The development and use of tools remains a defining characteristic of Homo sapiens. The first hunter-gatherers modified their devices according to need. In a similar fashion, the development and use of surgical tools has defined our craft since the first bone needles were used in prehistoric times.
From simple surgical tool modification (eg, the Kocher clamp to facilitate thyroid grasping) to revolutionizing tools and technology (eg, cardiopulmonary bypass or videolaparoscopy), progress in surgical capability has depended on constant evolution of surgical instruments and technology. A simple look around the operating room is cause to reflect on the myriad of clamps, retractors, and catheters that have been developed in the endless bedside-to-bench-to-bedside cycle through which the process of innovation occurs. Enter surgical robotics.

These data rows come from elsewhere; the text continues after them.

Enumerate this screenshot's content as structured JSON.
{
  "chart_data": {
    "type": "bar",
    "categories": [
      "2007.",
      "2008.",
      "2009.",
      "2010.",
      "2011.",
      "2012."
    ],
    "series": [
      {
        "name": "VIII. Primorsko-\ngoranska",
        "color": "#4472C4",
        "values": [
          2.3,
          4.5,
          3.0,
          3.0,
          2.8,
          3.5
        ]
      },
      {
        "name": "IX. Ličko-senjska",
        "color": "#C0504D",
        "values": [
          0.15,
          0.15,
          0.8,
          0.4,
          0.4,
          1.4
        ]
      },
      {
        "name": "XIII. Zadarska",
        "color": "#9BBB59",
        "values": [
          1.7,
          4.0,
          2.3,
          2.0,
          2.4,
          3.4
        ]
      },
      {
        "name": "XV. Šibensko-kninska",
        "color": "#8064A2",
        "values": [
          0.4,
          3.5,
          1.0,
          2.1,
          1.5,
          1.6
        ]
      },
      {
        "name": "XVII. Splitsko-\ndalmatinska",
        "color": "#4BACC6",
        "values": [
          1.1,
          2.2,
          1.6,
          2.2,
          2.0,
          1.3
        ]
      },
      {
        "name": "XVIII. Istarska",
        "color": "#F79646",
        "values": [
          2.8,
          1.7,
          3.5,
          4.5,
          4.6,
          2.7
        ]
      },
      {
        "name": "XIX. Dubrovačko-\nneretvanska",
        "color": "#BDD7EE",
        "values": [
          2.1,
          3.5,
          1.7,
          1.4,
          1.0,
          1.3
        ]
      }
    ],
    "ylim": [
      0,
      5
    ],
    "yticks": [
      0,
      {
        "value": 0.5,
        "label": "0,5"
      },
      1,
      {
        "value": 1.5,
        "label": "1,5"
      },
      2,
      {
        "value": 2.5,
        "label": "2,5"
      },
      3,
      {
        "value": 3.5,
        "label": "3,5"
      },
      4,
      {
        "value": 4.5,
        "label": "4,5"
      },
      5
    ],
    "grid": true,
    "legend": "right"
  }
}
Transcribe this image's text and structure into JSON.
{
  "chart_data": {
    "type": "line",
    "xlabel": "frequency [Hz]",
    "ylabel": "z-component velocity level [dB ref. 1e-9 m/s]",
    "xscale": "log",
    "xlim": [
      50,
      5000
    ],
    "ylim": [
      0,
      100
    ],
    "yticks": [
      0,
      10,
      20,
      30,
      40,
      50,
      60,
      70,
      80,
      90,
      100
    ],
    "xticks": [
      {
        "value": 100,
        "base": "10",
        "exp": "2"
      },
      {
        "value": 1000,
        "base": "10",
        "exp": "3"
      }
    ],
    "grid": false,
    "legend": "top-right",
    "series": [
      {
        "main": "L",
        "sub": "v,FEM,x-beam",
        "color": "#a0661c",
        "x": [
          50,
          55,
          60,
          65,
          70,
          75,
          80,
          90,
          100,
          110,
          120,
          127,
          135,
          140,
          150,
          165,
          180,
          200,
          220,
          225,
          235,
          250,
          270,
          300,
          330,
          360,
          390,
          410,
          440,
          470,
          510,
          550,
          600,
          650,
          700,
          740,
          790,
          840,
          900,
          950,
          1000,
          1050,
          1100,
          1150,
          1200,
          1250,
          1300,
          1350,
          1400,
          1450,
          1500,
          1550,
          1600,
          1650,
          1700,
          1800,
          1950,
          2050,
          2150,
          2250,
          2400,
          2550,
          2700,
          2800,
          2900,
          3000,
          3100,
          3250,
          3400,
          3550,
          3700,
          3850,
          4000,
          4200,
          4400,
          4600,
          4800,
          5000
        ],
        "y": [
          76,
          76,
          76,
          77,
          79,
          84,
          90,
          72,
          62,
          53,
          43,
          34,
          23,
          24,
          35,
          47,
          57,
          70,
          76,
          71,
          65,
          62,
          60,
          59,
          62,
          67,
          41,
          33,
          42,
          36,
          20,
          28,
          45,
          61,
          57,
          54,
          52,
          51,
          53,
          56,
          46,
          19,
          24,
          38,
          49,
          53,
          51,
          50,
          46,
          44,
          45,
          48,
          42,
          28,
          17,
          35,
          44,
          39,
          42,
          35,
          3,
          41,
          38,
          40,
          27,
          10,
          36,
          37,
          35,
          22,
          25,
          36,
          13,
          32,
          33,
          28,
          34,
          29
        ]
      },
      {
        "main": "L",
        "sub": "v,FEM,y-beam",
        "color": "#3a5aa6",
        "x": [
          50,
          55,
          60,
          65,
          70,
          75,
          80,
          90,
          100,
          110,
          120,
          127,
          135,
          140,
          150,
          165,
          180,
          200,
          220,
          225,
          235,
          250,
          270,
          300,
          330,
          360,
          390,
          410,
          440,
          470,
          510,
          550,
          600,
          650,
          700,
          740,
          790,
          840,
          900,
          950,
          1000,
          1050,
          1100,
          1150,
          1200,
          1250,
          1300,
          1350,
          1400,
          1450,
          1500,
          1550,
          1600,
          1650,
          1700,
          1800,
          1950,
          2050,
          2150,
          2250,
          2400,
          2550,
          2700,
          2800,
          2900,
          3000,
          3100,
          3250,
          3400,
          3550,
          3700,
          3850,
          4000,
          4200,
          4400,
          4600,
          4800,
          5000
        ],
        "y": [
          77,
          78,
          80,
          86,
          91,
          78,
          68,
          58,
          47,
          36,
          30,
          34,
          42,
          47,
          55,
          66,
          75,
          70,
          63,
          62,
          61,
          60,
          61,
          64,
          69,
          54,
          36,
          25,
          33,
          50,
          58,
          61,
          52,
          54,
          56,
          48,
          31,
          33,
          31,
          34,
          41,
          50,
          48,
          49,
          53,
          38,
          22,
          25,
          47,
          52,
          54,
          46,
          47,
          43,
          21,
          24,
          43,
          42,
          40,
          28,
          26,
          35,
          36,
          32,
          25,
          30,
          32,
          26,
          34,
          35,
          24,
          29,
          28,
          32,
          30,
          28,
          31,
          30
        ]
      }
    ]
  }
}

In this supplement to The American Journal of Surgery, international pioneers from many fields, all with special expertise in surgical robotics, have been assembled to authoritatively report on the state of our art and craft. We have engaged leading surgeons to cover broadly the application of surgical robotic techniques to nearly all surgical disciplines. From inception to current application and on to future speculation, we have tried to cover it all.
We are thankful to all of the authors for their thoughtful and timely contributions. We also are particularly grateful to David Dionne and his staff for their patience throughout the editorial process. Finally, we recognize that “state of the art” today should become pedestrian tomorrow. This will only happen if the next generation is inspired to reach higher. We sincerely hope that this issue, in some small way, does just that.